Dilanjutkannya, Badan untuk perlindaungan perempuan di daerah kabupaten kota sudah dibentuk yakni seperti Pusat Pelayanan Terpadu Perempuan dan Anak (P2TPA). Namun, instansi tersebut masih memiliki keterbatasan keweangan dan anggaran karena masih dibawah peraturan gubernur.
"Sehingga, diperlukan anggaran untuk menggerak instrumen yang dimaksud. Hal tersebut sangat didambakan masyarakat kita terutama kaum perempuan. Perda ini bentuk upaya pemda memberikan kepastian dan payung hukum apabila terjadi kekerasan terhadap perempuan," terang Sunaryo.
Politisi PAN Riau ini menerangkan, untuk penyampaian ranperda ini dalam rapat praipurna surat dari badan pembentukan peraturan daerah (bp2d) DPRD Riau telah disampaikan ranperda tentang perlindungan terhadap hak perempuan terhadap perlindungan hak dalam kasus kekerasan perempuan telah dapat dilanjutkan.
"Dan sudah diagendakan utk disampaikan dalam rapat paripurna hari ini. Untuk lebih jelas akan disampaikan kepala daerah gubernur Riau melalui Sekdaprov Riau Ahmad Hijzi dipersilahkan menyampaikan," terang Sunaryo.
Selanjutnya, Sekdaprov Riau naik podium menyampaikan tentang ranperda yang diajukan yakni Perlindungan hak perempuan dari tindak kekerasan. Sekdaprov menyebutkan, kekerasan terhadap perempuan sering terjadi baik dalam kehidupan berumah tangga, di lingkunan tempat kerja dan berbagai kehidupan sosial masyarakat. Kekerasan terhadap perempuan merupakan bentuk kejahatan kemanusiaan.
"Sehingga, ranperda ini diharapkan dapat melindungi hak perempuan dari kekerasan. Dan upaya pencegahan supaya tidak terjadi lagi kekerasan termasuk pemaksaan dan perampasan kemerdekaan," terang Ahmad.

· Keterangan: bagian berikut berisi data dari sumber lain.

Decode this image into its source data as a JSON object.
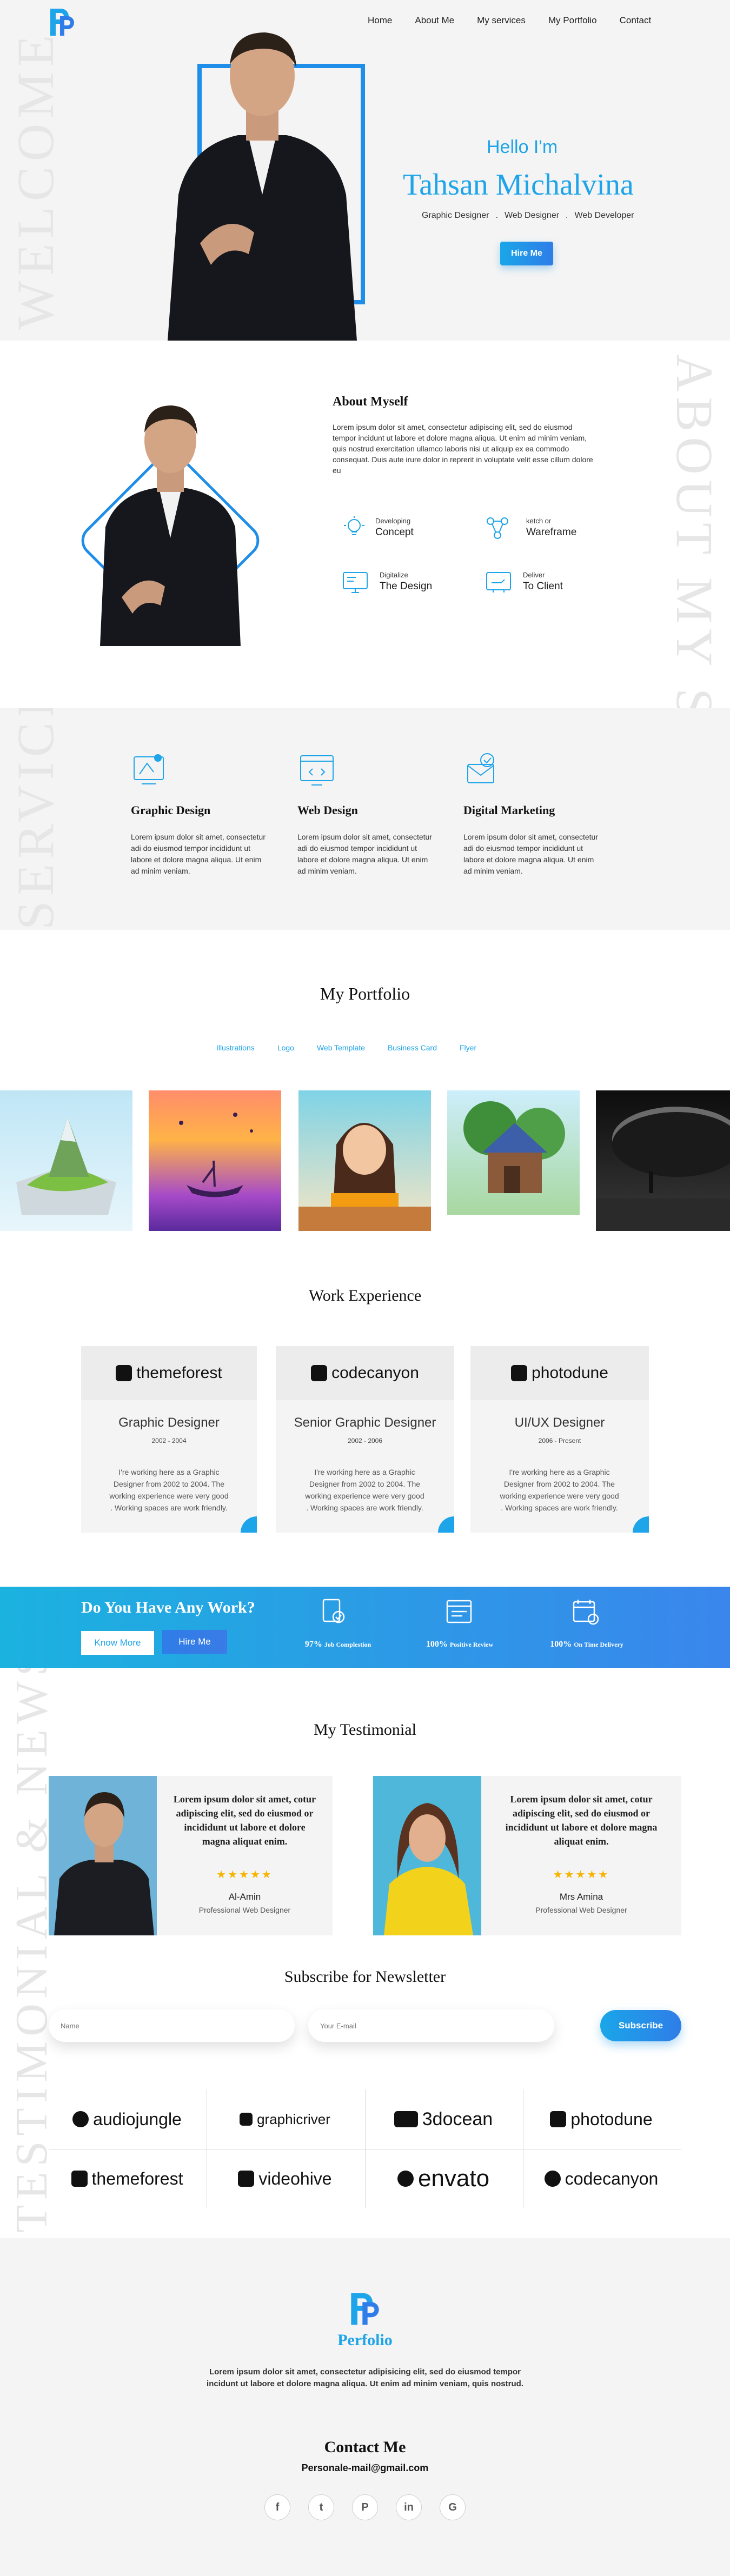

Dijelaskannya, isu kekerasan terhadap perempuan sering dianggap sebagai masalah individu, padahal saat ini permasalahan kekerasan terhadap perempuan sudah menjadi masalah global. "Yang terekspos ke publik itu sebenarnya sudah mencapai puncaknya, padahal sebenarnya masih banyak didalamnya terjadi kekerasan terhadap perempuan," ujar Ahmad.

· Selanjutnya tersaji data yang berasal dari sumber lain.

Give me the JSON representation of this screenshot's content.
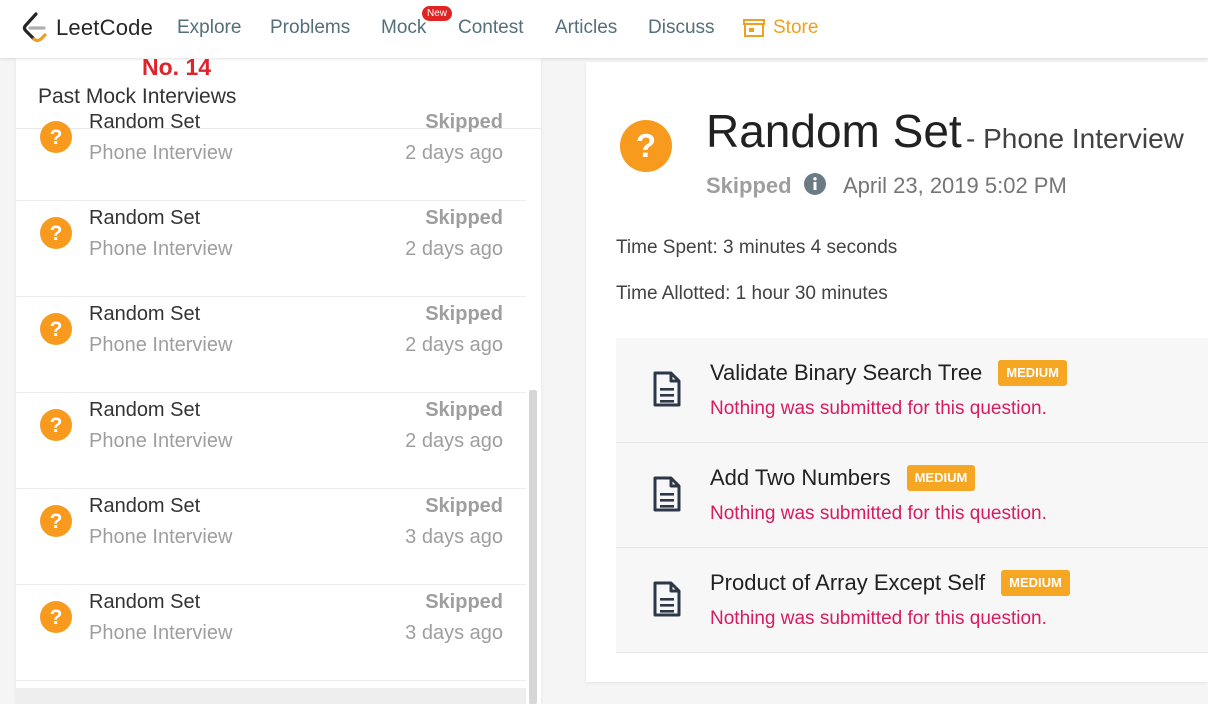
{
  "nav": {
    "logo": "LeetCode",
    "items": [
      {
        "label": "Explore"
      },
      {
        "label": "Problems"
      },
      {
        "label": "Mock"
      },
      {
        "label": "Contest"
      },
      {
        "label": "Articles"
      },
      {
        "label": "Discuss"
      }
    ],
    "new_badge": "New",
    "store": "Store",
    "accent": "#f0a020"
  },
  "annotation": "No. 14",
  "sidebar": {
    "title": "Past Mock Interviews",
    "items": [
      {
        "title": "Random Set",
        "subtitle": "Phone Interview",
        "status": "Skipped",
        "time": "2 days ago",
        "icon": "question-circle-icon"
      },
      {
        "title": "Random Set",
        "subtitle": "Phone Interview",
        "status": "Skipped",
        "time": "2 days ago",
        "icon": "question-circle-icon"
      },
      {
        "title": "Random Set",
        "subtitle": "Phone Interview",
        "status": "Skipped",
        "time": "2 days ago",
        "icon": "question-circle-icon"
      },
      {
        "title": "Random Set",
        "subtitle": "Phone Interview",
        "status": "Skipped",
        "time": "2 days ago",
        "icon": "question-circle-icon"
      },
      {
        "title": "Random Set",
        "subtitle": "Phone Interview",
        "status": "Skipped",
        "time": "3 days ago",
        "icon": "question-circle-icon"
      },
      {
        "title": "Random Set",
        "subtitle": "Phone Interview",
        "status": "Skipped",
        "time": "3 days ago",
        "icon": "question-circle-icon"
      }
    ]
  },
  "detail": {
    "title": "Random Set",
    "subtitle": "- Phone Interview",
    "status": "Skipped",
    "date": "April 23, 2019 5:02 PM",
    "time_spent": "Time Spent: 3 minutes 4 seconds",
    "time_allotted": "Time Allotted: 1 hour 30 minutes",
    "questions": [
      {
        "title": "Validate Binary Search Tree",
        "difficulty": "MEDIUM",
        "message": "Nothing was submitted for this question."
      },
      {
        "title": "Add Two Numbers",
        "difficulty": "MEDIUM",
        "message": "Nothing was submitted for this question."
      },
      {
        "title": "Product of Array Except Self",
        "difficulty": "MEDIUM",
        "message": "Nothing was submitted for this question."
      }
    ]
  },
  "colors": {
    "question_icon": "#f79a1e",
    "badge": "#f5a623",
    "message": "#d81b60",
    "annotation": "#e0222a"
  }
}
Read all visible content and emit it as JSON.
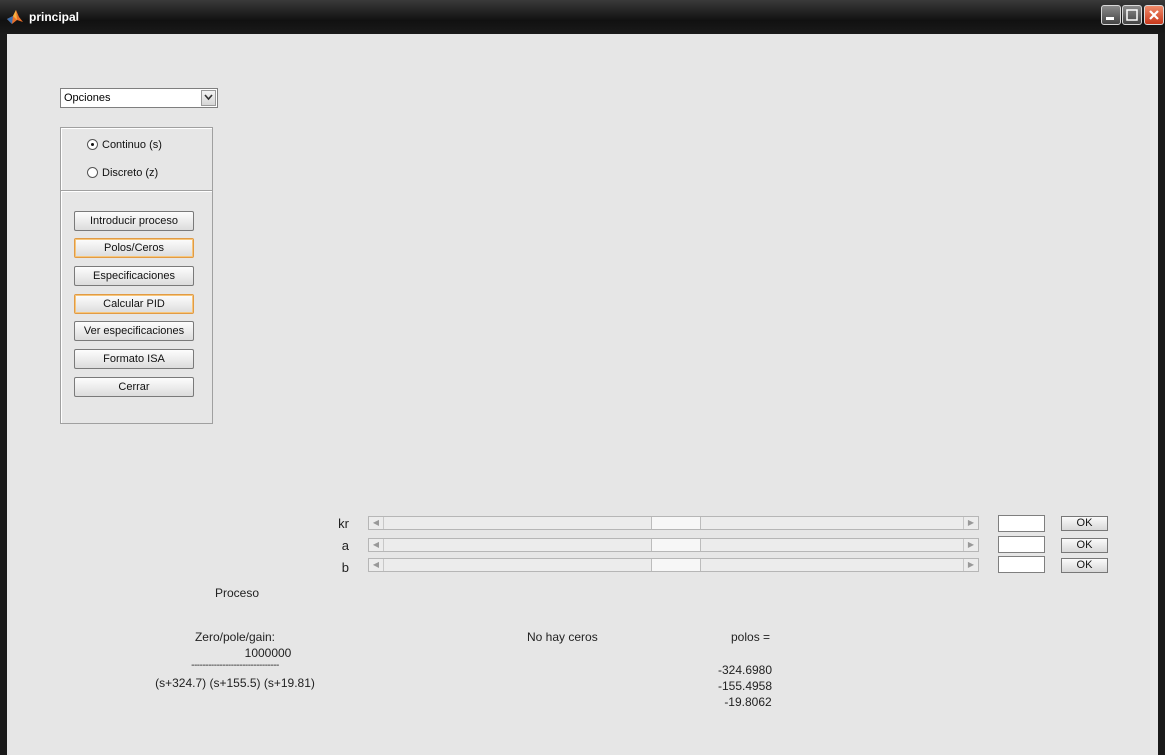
{
  "window": {
    "title": "principal"
  },
  "options_menu": {
    "selected": "Opciones"
  },
  "domain_radio": [
    {
      "label": "Continuo (s)",
      "checked": true
    },
    {
      "label": "Discreto (z)",
      "checked": false
    }
  ],
  "actions": [
    {
      "label": "Introducir proceso"
    },
    {
      "label": "Polos/Ceros"
    },
    {
      "label": "Especificaciones"
    },
    {
      "label": "Calcular PID"
    },
    {
      "label": "Ver especificaciones"
    },
    {
      "label": "Formato ISA"
    },
    {
      "label": "Cerrar"
    }
  ],
  "sliders": [
    {
      "label": "kr",
      "ok_label": "OK"
    },
    {
      "label": "a",
      "ok_label": "OK"
    },
    {
      "label": "b",
      "ok_label": "OK"
    }
  ],
  "process": {
    "heading": "Proceso",
    "zpk_label": "Zero/pole/gain:",
    "numerator": "1000000",
    "fraction_line": "-------------------------------",
    "denominator": "(s+324.7) (s+155.5) (s+19.81)",
    "zeros_text": "No hay ceros",
    "poles_label": "polos =",
    "poles": [
      "-324.6980",
      "-155.4958",
      "-19.8062"
    ]
  },
  "colors": {
    "highlight_border": "#e19b45",
    "close_button": "#c8381b"
  },
  "icons": {
    "app": "matlab-icon",
    "dropdown": "chevron-down-icon"
  }
}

Segala bentuk perlindungan perempuan sebagai korban kekerasan, maka mengenai penghapusan segala bentuk diskriminasi terhadap wanita melalui Undang-undang No. 7 Tahun 1984, pemerintah membentuk Undang-undang No. 23 Tahun 2004 tentang Penghapusan Kekerasan dalam Rumah Tangga (PKDRT).
Dikaji dari perspektif normatif, korban kejahatan memerlukan perlindungan, secara eksplisit seperti dirumuskan di dalam Pasal 285, 286, 287, 288, dan 297 dimasukan ke dalam Bab XIV ada beberapa argumentasi dan justifikasi mengapa dalam bab ini, Pasal yang dirumuskan khusus bagi korban yang berjenis kelamin perempuan adalah Pasal 285 tentang perkosaan, Pasal 286 tentang persetubuhan dengan perempuan yang tidak berdaya atau pingsan, Pasal 287 tentang persetubuhan dengan perempuan di bawah umur, Pasal 288 tentang persetubuhan dengan istri yang masih di bawah umur dan Pasal 297 tentang perdagangan perempuan dan anak laki-laki. Namun demikian beberapa pasal tersebut diberlakukan pemberatan dengan penambahan 1/3 (sepertiga) pidana pokok sebagai diatur dalam pasal 291.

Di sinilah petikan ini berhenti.